Even though inflation for January came in at 3.2%, “we still think that it’s likely to be contained and that we’re not likely to see the kind of high inflation rates that we’ve seen in developed country markets,” the governor told CNBC on Monday.
The main reason is that inflation pressures are mainly concentrated in areas such as the “energy space and with certain kinds of important food prices, like pork,” he explained.
On Wednesday, the Thai central bank kept its key interest rate unchanged at a record low of 0.5% and said the economy would continue to recover in a statement. The fast-spreading omicron variant “would exert limited pressure on the public health system.”
“In the period ahead, there remained a need to closely monitor developments of global energy prices and domestic goods and services prices, as well as the possibility of growing wage pressures,” the central bank said.
The U.S. Federal Reserve’s expected move to tighten monetary policy would negatively impact Thailand as its external stability remains strong, said Suthiwartnarueput.
“We look quite good. We have very high levels of foreign reserves, low levels of external debt, and our current account is pretty much in the balance,” the governor noted.
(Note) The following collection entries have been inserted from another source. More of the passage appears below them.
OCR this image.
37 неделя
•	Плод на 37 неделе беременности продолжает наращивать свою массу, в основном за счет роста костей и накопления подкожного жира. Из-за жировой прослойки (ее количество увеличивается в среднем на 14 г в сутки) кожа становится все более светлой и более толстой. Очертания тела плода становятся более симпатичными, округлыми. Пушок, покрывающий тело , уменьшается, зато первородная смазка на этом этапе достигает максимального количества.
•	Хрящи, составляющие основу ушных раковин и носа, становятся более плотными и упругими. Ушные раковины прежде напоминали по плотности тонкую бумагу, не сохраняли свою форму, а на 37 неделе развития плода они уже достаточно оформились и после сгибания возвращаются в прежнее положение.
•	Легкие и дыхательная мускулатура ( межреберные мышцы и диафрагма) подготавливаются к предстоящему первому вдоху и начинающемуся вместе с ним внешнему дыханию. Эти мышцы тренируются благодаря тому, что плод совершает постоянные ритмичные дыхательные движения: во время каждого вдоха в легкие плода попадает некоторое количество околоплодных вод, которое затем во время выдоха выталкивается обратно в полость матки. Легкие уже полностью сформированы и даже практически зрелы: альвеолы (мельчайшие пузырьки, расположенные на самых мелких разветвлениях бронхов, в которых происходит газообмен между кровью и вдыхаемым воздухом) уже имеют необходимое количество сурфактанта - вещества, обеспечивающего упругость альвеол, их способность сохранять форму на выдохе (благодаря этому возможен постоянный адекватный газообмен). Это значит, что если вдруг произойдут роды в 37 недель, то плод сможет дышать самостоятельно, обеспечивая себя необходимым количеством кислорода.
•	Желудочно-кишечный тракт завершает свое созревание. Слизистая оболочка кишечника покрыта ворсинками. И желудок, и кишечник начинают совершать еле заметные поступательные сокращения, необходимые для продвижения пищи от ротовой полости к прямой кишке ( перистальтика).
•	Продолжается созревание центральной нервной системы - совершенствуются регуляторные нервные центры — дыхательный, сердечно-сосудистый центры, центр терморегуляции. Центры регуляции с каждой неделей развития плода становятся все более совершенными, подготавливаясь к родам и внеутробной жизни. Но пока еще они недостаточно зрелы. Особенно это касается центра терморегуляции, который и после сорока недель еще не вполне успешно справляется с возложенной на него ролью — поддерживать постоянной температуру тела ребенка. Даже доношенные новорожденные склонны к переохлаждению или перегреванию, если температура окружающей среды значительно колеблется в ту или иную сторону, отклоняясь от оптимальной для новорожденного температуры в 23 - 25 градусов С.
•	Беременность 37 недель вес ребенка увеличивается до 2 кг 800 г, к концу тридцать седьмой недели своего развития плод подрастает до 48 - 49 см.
The Fed has indicated it could soon raise interest rates for the first time in more than three years as part of a broader tightening of easy monetary policy. Major central banks worldwide slashed interest rates during the worst of the pandemic in a bid to stimulate growth as Covid-19 took a toll, but the Fed has since signaled that it is preparing to raise rates again.
“The kind of stress that comes from the tightening of global financial conditions on that front — I think we have quite a bit of wiggle room relative to other emerging market economies,” he added.
Still, risks remain as the country’s economic recovery remains fragile and uncertain.